Making circles around the assembled Bathukammas, womenfolk recite songs in a group. The songs have their roots in Puranas, History and even in the recent political and social developments of the particular region. The fete culminates in Saddula Bathukamma where the villagers immerse the flower stacks in the nearby tanks and lakes.
Bonalu is a Hindu Festival, celebrated during the Telugu month of Ashadam (translates to June/ July of Gregorian calendar) wherein Goddess Mahakali is worshiped. The festival is also considered a thanksgiving to the Goddess for fulfilling the desires of devotees.
As part of the festival, Bojanam or Meal is offered to the presiding Mother Goddess. Women prepare rice cooked with Milk, Jaggery in a Brass or Earthen Pot adorned with Neem Leaves, Turmeric, Vermilion putting a Lighted Diya on top of the Ghatam.
An important part of the festival is Rangam (prophecy). Women standing atop of an earthen pot ‘invokes’ goddess Mahankali onto her and turns an Oracle.
Next is Ghattam. A copper pot is decorated in the form of Mother Goddess. The Ghattam is carried by a priest and is taken in procession accompanied by ‘Pothurajus’ and musical instruments like trumpets and drums for the immersion.
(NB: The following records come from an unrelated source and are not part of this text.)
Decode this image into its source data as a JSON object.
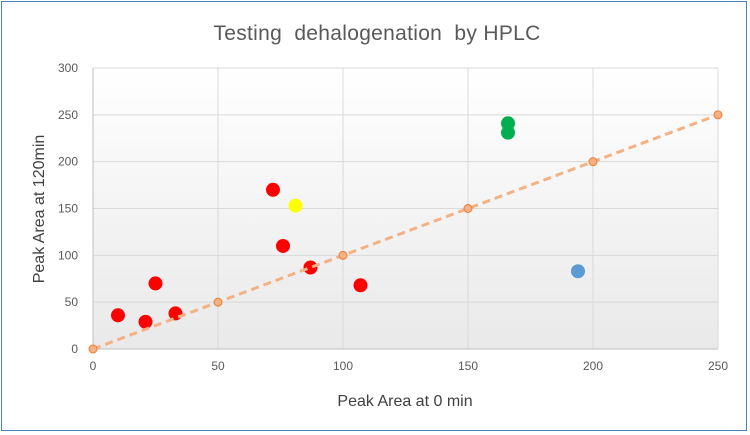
{
  "chart_data": {
    "type": "scatter",
    "title": "Testing  dehalogenation  by HPLC",
    "xlabel": "Peak Area at 0 min",
    "ylabel": "Peak Area at 120min",
    "xlim": [
      0,
      250
    ],
    "ylim": [
      0,
      300
    ],
    "x_ticks": [
      "0",
      "50",
      "100",
      "150",
      "200",
      "250"
    ],
    "y_ticks": [
      "0",
      "50",
      "100",
      "150",
      "200",
      "250",
      "300"
    ],
    "grid": true,
    "legend": "none",
    "series": [
      {
        "color": "#ff0000",
        "marker": "circle",
        "points": [
          {
            "x": 10,
            "y": 36
          },
          {
            "x": 21,
            "y": 29
          },
          {
            "x": 25,
            "y": 70
          },
          {
            "x": 33,
            "y": 38
          },
          {
            "x": 72,
            "y": 170
          },
          {
            "x": 76,
            "y": 110
          },
          {
            "x": 87,
            "y": 87
          },
          {
            "x": 107,
            "y": 68
          }
        ]
      },
      {
        "color": "#ffff00",
        "marker": "circle",
        "points": [
          {
            "x": 81,
            "y": 153
          }
        ]
      },
      {
        "color": "#00b050",
        "marker": "circle",
        "points": [
          {
            "x": 166,
            "y": 241
          },
          {
            "x": 166,
            "y": 231
          }
        ]
      },
      {
        "color": "#5b9bd5",
        "marker": "circle",
        "points": [
          {
            "x": 194,
            "y": 83
          }
        ]
      },
      {
        "color": "#f4b183",
        "marker": "small-circle",
        "line": "dashed",
        "points": [
          {
            "x": 0,
            "y": 0
          },
          {
            "x": 50,
            "y": 50
          },
          {
            "x": 100,
            "y": 100
          },
          {
            "x": 150,
            "y": 150
          },
          {
            "x": 200,
            "y": 200
          },
          {
            "x": 250,
            "y": 250
          }
        ]
      }
    ]
  }
}
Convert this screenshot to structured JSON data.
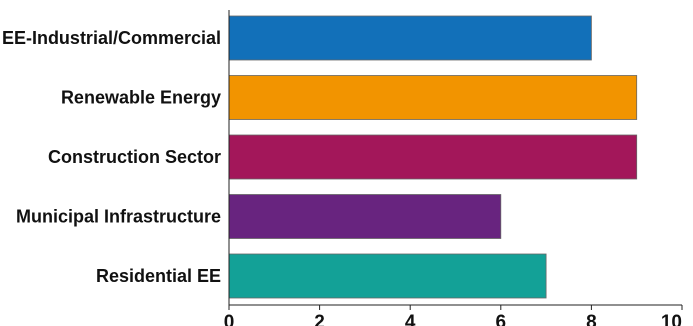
{
  "chart_data": {
    "type": "bar",
    "orientation": "horizontal",
    "title": "",
    "xlabel": "",
    "ylabel": "",
    "categories": [
      "EE-Industrial/Commercial",
      "Renewable Energy",
      "Construction Sector",
      "Municipal Infrastructure",
      "Residential EE"
    ],
    "values": [
      8,
      9,
      9,
      6,
      7
    ],
    "colors": [
      "#1270b9",
      "#f29400",
      "#a3175a",
      "#68247f",
      "#13a197"
    ],
    "xlim": [
      0,
      10
    ],
    "xticks": [
      "0",
      "2",
      "4",
      "6",
      "8",
      "10"
    ],
    "grid": false,
    "legend": "none"
  }
}
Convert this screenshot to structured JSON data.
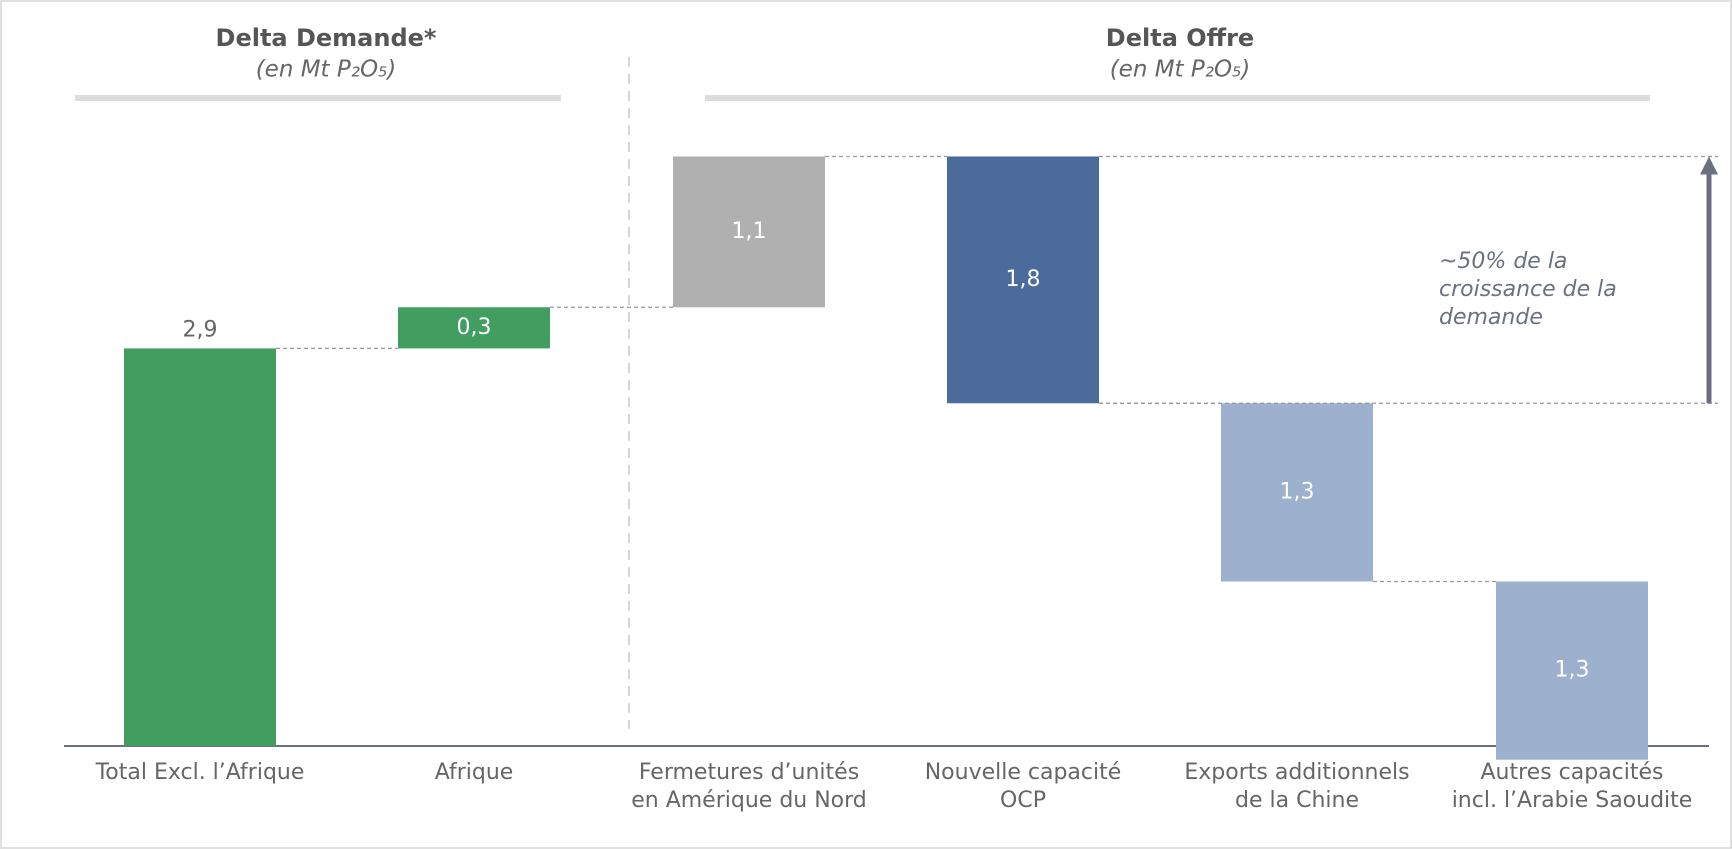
{
  "chart_data": {
    "type": "waterfall",
    "headers": [
      {
        "title": "Delta Demande*",
        "subtitle": "(en Mt P₂O₅)"
      },
      {
        "title": "Delta Offre",
        "subtitle": "(en Mt P₂O₅)"
      }
    ],
    "categories": [
      [
        "Total Excl. l’Afrique"
      ],
      [
        "Afrique"
      ],
      [
        "Fermetures d’unités",
        "en Amérique du Nord"
      ],
      [
        "Nouvelle capacité",
        "OCP"
      ],
      [
        "Exports additionnels",
        "de la Chine"
      ],
      [
        "Autres capacités",
        "incl. l’Arabie Saoudite"
      ]
    ],
    "values": [
      2.9,
      0.3,
      1.1,
      1.8,
      1.3,
      1.3
    ],
    "value_labels": [
      "2,9",
      "0,3",
      "1,1",
      "1,8",
      "1,3",
      "1,3"
    ],
    "directions": [
      "up",
      "up",
      "up",
      "down",
      "down",
      "down"
    ],
    "colors": [
      "#429d61",
      "#429d61",
      "#b0b0b0",
      "#4a6b9b",
      "#9db0ce",
      "#9db0ce"
    ],
    "annotation": [
      "~50% de la",
      "croissance de la",
      "demande"
    ]
  }
}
Pothurajus are considered the brother of Mother Goddess and are represented by well-built, bare-bodied men, wearing a small tightly draped red dhoti and bells on ankles with turmeric on bodies and vermilion on the foreheads.
While Ramzan is the main festival of Muslims, Moharram too is celebrated on a large scale in Telangana. It is known famously as ‘peerla panduga.’ Pir means Master. Many Hindus take part in the festival.
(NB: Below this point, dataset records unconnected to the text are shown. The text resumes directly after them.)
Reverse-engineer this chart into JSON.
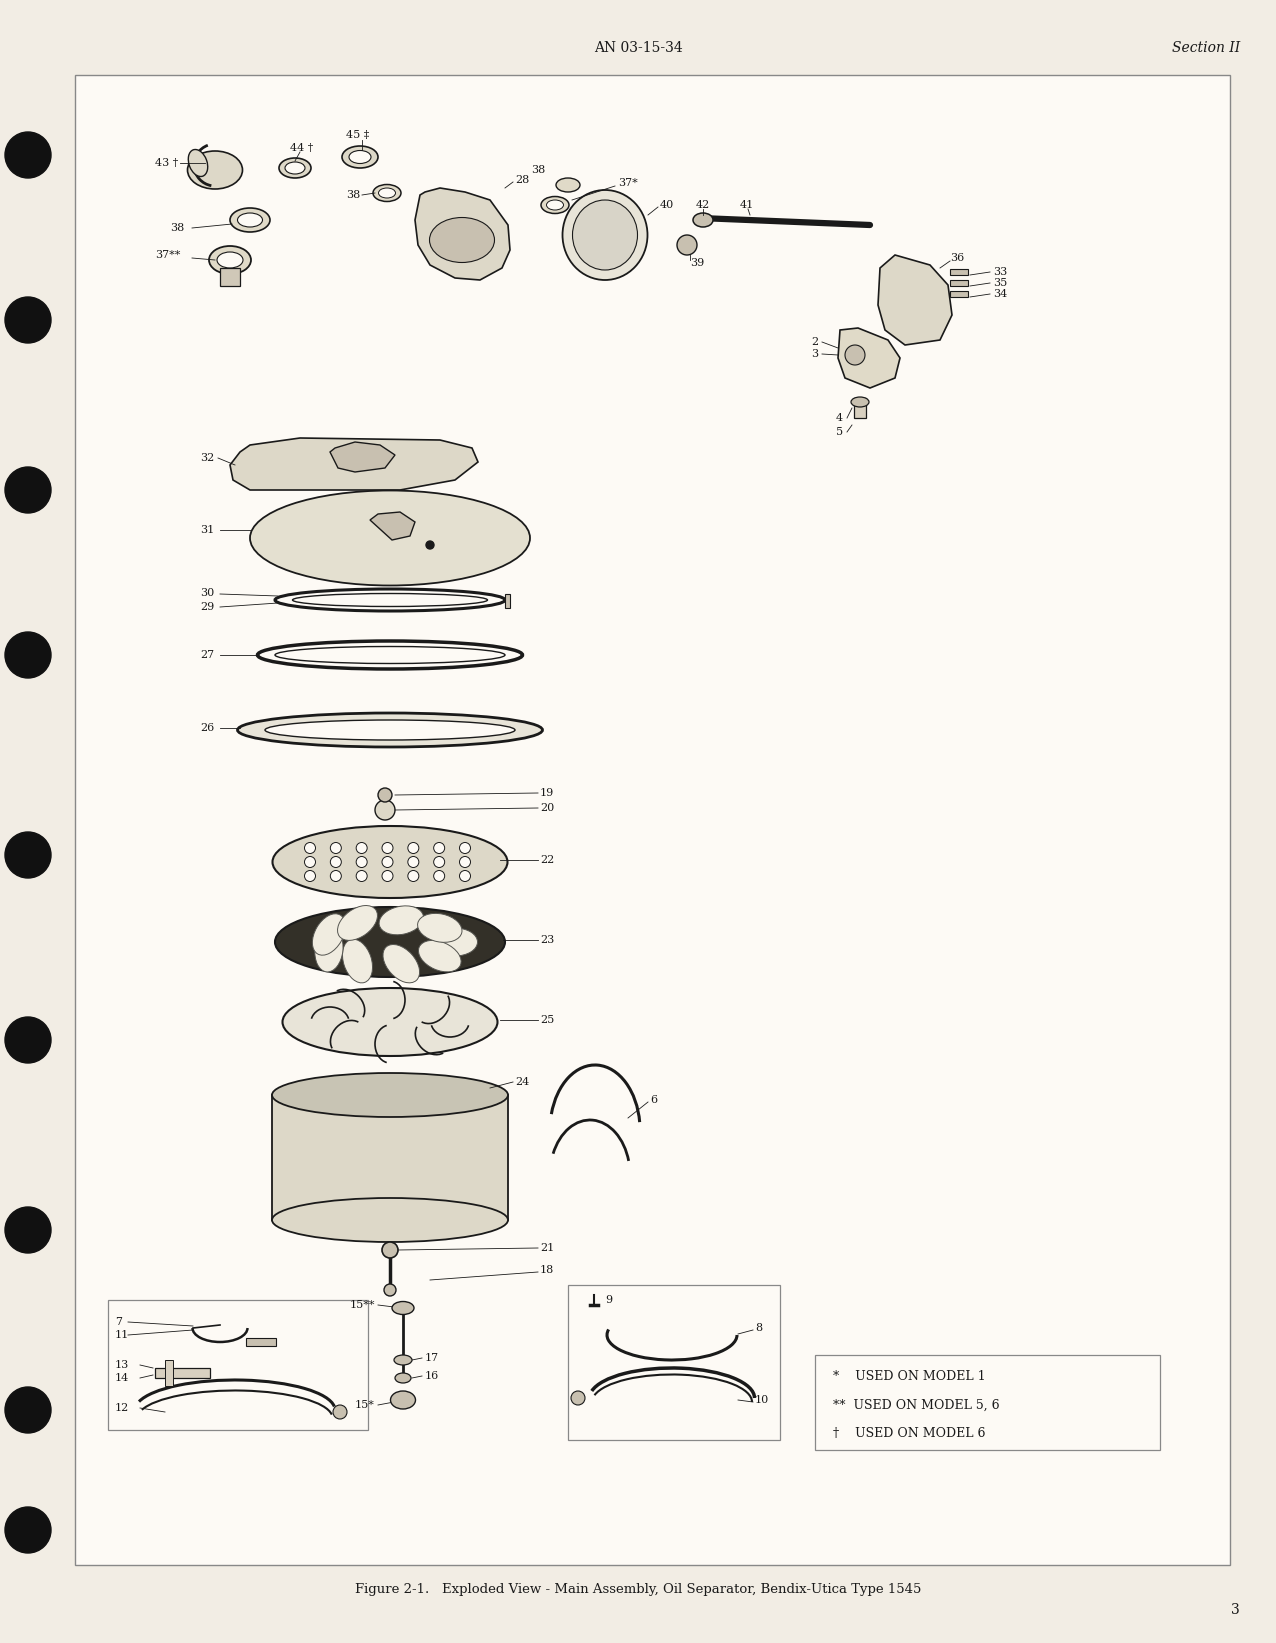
{
  "page_bg": "#f2ede4",
  "box_bg": "#fdfaf5",
  "text_color": "#1a1a1a",
  "line_color": "#1a1a1a",
  "header_text": "AN 03-15-34",
  "header_right": "Section II",
  "page_number": "3",
  "caption": "Figure 2-1.   Exploded View - Main Assembly, Oil Separator, Bendix-Utica Type 1545",
  "legend": [
    "*    USED ON MODEL 1",
    "**  USED ON MODEL 5, 6",
    "†    USED ON MODEL 6"
  ]
}
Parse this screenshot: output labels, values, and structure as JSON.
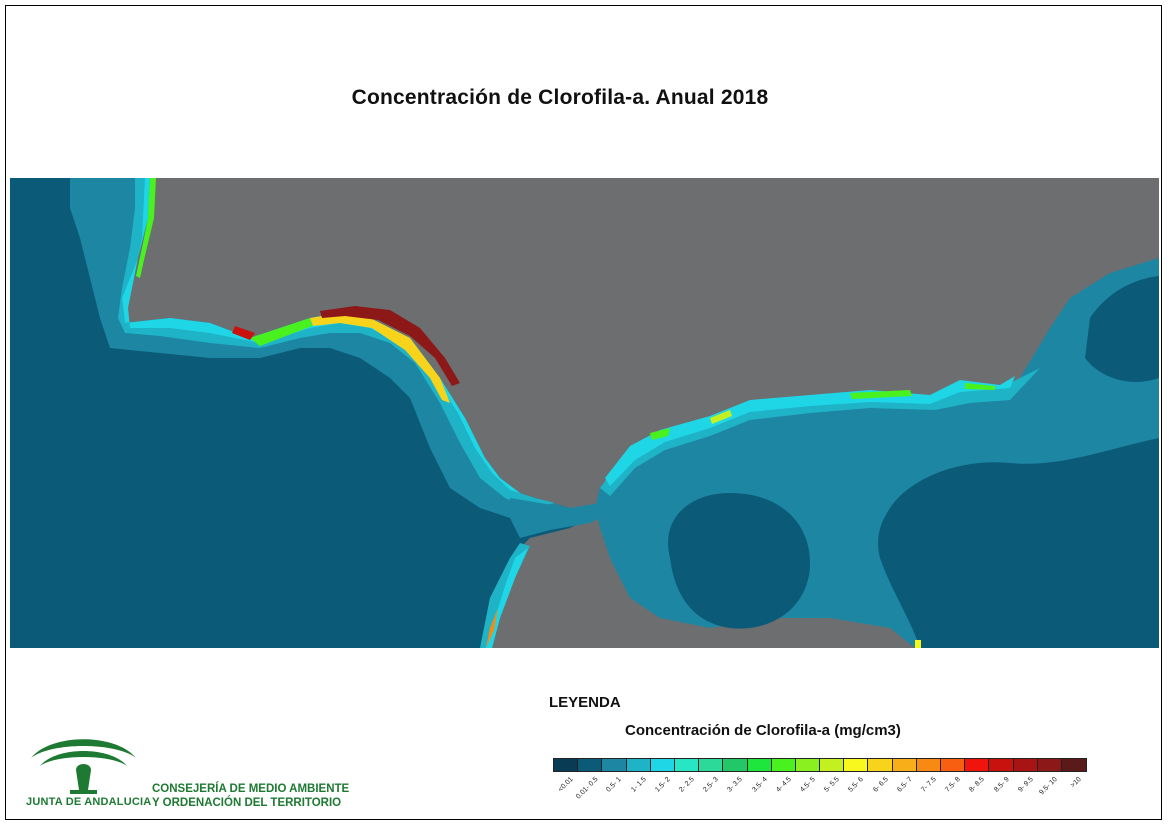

Chirstians, mainly in and around Hyderabad celebrate Christmas and Good Friday with great fervor and religiosity.
TELANGANA Arts and Crafts:
Telangana is a great place for arts and crafts with many astounding handicrafts.
The unique art of silver engraved on metal. Black, gold and silver coatings are applied on this. It involves various several stages like casting, engraving, inlaying and oxidizing. The name of this art form is derived from a town called Bidar (currently part of Karnataka) of the erstwhile Hyderabad state.
Banjara Needle Crafts
Banjara Needle Crafts are the traditional handmade fabrics made by Banjaras (the tribal Gypsies) in Telangana. It is a form of embroidery and mirror work on fabrics employing the needlecraft.
Dokra Metal Crafts
Dhokra or Dokra is also known as bell metal craft and is widely seen in Jainoor Mandal, Ushegaon and Chittalbori in Adilabad district. The tribal craft produces objects like figurines, tribal gods, etc. The work consists of folk motifs, peacocks, elephants, horses, measuring bowl, lamp caskets and other simple art forms and traditional designs.
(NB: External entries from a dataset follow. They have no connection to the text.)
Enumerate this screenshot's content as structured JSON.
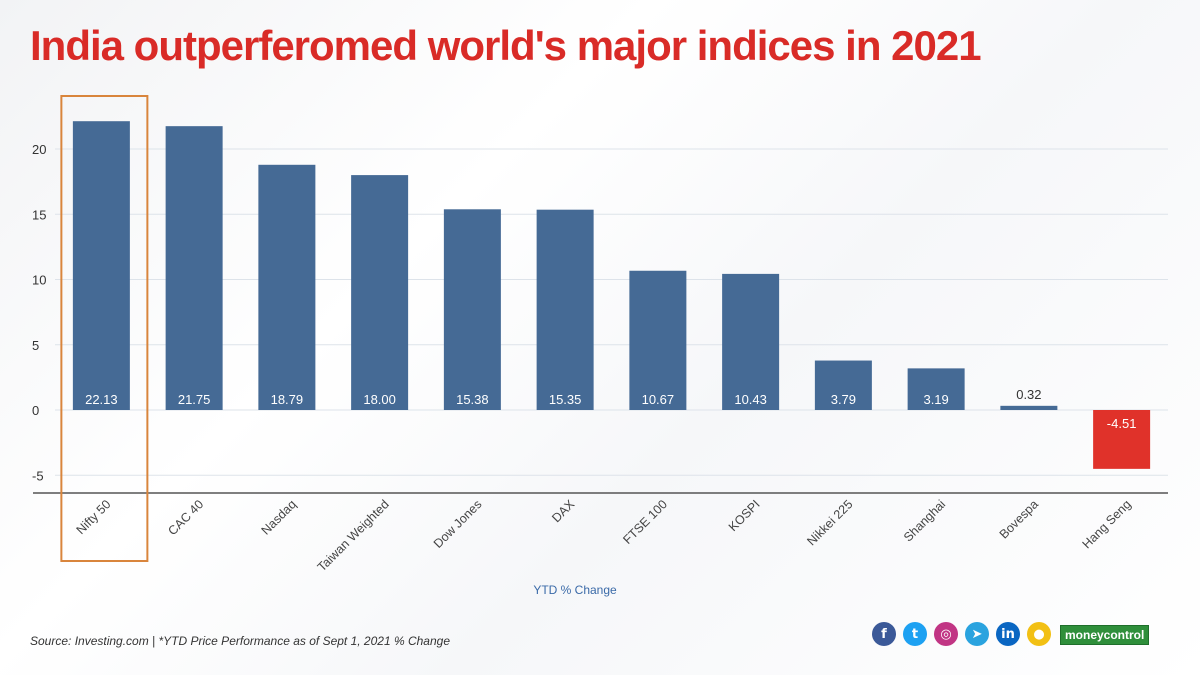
{
  "title": "India outperferomed world's major indices in 2021",
  "chart_data": {
    "type": "bar",
    "title": "India outperferomed world's major indices in 2021",
    "categories": [
      "Nifty 50",
      "CAC 40",
      "Nasdaq",
      "Taiwan Weighted",
      "Dow Jones",
      "DAX",
      "FTSE 100",
      "KOSPI",
      "Nikkei 225",
      "Shanghai",
      "Bovespa",
      "Hang Seng"
    ],
    "values": [
      22.13,
      21.75,
      18.79,
      18.0,
      15.38,
      15.35,
      10.67,
      10.43,
      3.79,
      3.19,
      0.32,
      -4.51
    ],
    "value_labels": [
      "22.13",
      "21.75",
      "18.79",
      "18.00",
      "15.38",
      "15.35",
      "10.67",
      "10.43",
      "3.79",
      "3.19",
      "0.32",
      "-4.51"
    ],
    "highlight_category": "Nifty 50",
    "xlabel": "YTD % Change",
    "ylabel": "",
    "yticks": [
      "-5",
      "0",
      "5",
      "10",
      "15",
      "20"
    ],
    "ytick_values": [
      -5,
      0,
      5,
      10,
      15,
      20
    ],
    "ylim": [
      -6.5,
      24
    ],
    "colors": {
      "positive": "#456a95",
      "negative": "#e0322a",
      "highlight": "#d9853c",
      "grid": "#dde3ea"
    }
  },
  "footer": {
    "source": "Source:  Investing.com | *YTD Price Performance as of Sept 1, 2021 % Change",
    "brand": "moneycontrol"
  },
  "social": [
    {
      "name": "facebook-icon",
      "glyph": "f",
      "color": "#3b5998"
    },
    {
      "name": "twitter-icon",
      "glyph": "t",
      "color": "#1da1f2"
    },
    {
      "name": "instagram-icon",
      "glyph": "◎",
      "color": "#c13584"
    },
    {
      "name": "telegram-icon",
      "glyph": "➤",
      "color": "#2aa3df"
    },
    {
      "name": "linkedin-icon",
      "glyph": "in",
      "color": "#0a66c2"
    },
    {
      "name": "koo-icon",
      "glyph": "●",
      "color": "#f2c014"
    }
  ]
}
The renowned Nirmal oil paintings use natural dyes for depicting themes from the epics such as Ramayana and Mahabharata. Also, the wood paintings and other wooden articles, has great aesthetic expression. The origin of the Nirmal craft is traced back to the Kakatiya era. The motifs used for Nirmal craft are floral designs and frescoes from the regions of Ajanta and Ellora and Mughal miniatures.
Telangana is famous world-wide for its amazing Bronze castings. While using solid casting of icons, the mould is created using several coatings of different clays on a finished wax model. This process then imparts fine curves to the cast image.